We have just launched two new postgraduate programmes – at MA and PhD level – which have a unique focus on Shakespeare and creativity, allowing you to combine theatrical and academic study of Shakespeare’s life and work.

Relevant to actors, directors and arts administrators, as well as anyone with an interest in Shakespeare, the flexible structure of both qualifications will mean you can tailor the course to your specific interests.

We are offering an MA and a PhD with Integrated Study, both of which feature four core taught modules: Shakespearience; Shakespeare and Creative Practice; The Shakespeare Ensemble; and Shakespeare and Society.

The programmes also include two optional modules from a range which includes: History of Shakespeare in Performance; Shakespeare’s Legacy; Shakespeare’s Craftsmanship; and Shakespeare’s Text.

Assessments will include both creative and academic tasks, and both programmes include a research element; the MA will be completed with a 15,000-word dissertation, while the PhD will culminate in a full-length (80,000-word) doctoral dissertation.

These programmes will make use of the unrivalled resources of Shakespeare’s Stratford, involving expert tuition from the Shakespeare Birthplace Trust and the Royal Shakespeare Company, and benefiting from a partnership with the new Library of Birmingham.

They will also draw upon the expertise of key members of the Shakespeare Institute team:

Ewan Fernie

I’m hugely excited by our distinctive new programmes in Shakespeare and Creativity, which take full advantage of the fact of our centrality at the world-capital of the Shakespeare industry in Stratford. 
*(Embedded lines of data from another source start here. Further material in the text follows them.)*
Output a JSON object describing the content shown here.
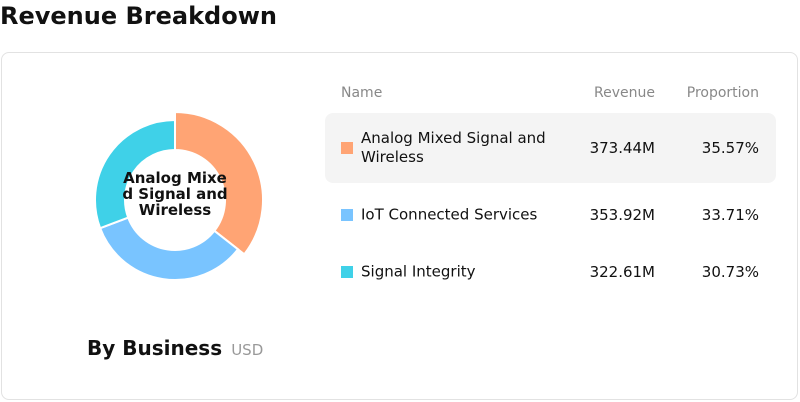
{
  "title": "Revenue Breakdown",
  "panel": {
    "subtitle": "By Business",
    "unit": "USD",
    "center_label": "Analog Mixed Signal and Wireless"
  },
  "table": {
    "headers": {
      "name": "Name",
      "revenue": "Revenue",
      "proportion": "Proportion"
    },
    "rows": [
      {
        "name": "Analog Mixed Signal and Wireless",
        "revenue": "373.44M",
        "proportion": "35.57%",
        "color": "#FFA474"
      },
      {
        "name": "IoT Connected Services",
        "revenue": "353.92M",
        "proportion": "33.71%",
        "color": "#79C4FF"
      },
      {
        "name": "Signal Integrity",
        "revenue": "322.61M",
        "proportion": "30.73%",
        "color": "#3FD1E8"
      }
    ]
  },
  "chart_data": {
    "type": "pie",
    "donut": true,
    "categories": [
      "Analog Mixed Signal and Wireless",
      "IoT Connected Services",
      "Signal Integrity"
    ],
    "values": [
      373.44,
      353.92,
      322.61
    ],
    "unit": "USD",
    "colors": [
      "#FFA474",
      "#79C4FF",
      "#3FD1E8"
    ],
    "highlighted": "Analog Mixed Signal and Wireless"
  }
}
I bring to the programmes a commitment to finding more creative ways of writing criticism, as evidenced in my latest book, The Demonic: Literature and Experience (Routledge). I also co-edit the innovative Shakespeare Now! series published by Arden, as well as writing creatively myself.

And I am very interested in the role that the great literature of the past might play in our wider world today: the focus of the ‘Shakespeare in Society’ module in the new programmes.  I recently co-wrote a celebration of England and St George based on a great epic poem by one of Shakespeare’s contemporaries: Edmund Spenser’s The Faerie Queene. Our new work, entitled Redcrosse (Bloomsbury), was performed by the RSC in Coventry Cathedral for the Cathedral’s 50th anniversary in 2012.

Abigail Rokison

I am thrilled to be involved with such exciting and innovative programmes. The combination of practical work and academic study fits perfectly with my own experience as a professional actor turned Shakespeare lecturer. I hope to be able to bring to the courses my experience of professional theatre and my research in areas of performance.

I hope that the programmes will enable students to gain various skills pertaining to performance and to use these to create truly original pieces of theatre, which may have a life beyond the academy.

The Shakespeare and Creative practice module enables students to explore a range of theatrical approaches to Shakespeare's work including those of respected Shakespeare practitioners like Peter Hall and John Barton; practitioners working in the tradition of Stanislavski; and those working with physical theatre techniques. 

The Shakespeare Ensemble module, which leads to students creating a piece of theatre based on Shakespeare's work, will offer students an opportunity to explore exercises in working as an ensemble, writing for the theatre, creating music and sound effects, design, voice and movement. 

Professor Michael Dobson

With these ground-breaking new courses opening up, with our work assisting the Royal Shakespeare Company developing across many fronts and with the preparations for our major role in the global celebrations that will mark the 400th anniversary of Shakespeare’s death in 2016 now well in hand, there has never been a more exciting time to come to the Shakespeare Institute.  

Here in the midst of a community of scholars collectively engaged in every aspect of Shakespearean study – social and cultural history, live performance (the Shakespeare Institute Players celebrate their 60th anniversary in 2013 with a fresh production of the first play they ever staged, A Yorkshire Tragedy), editorial theory and practice, criticism, stage history – students can now have their own creativity fuelled by that of Shakespeare, as well as their scholarly acumen.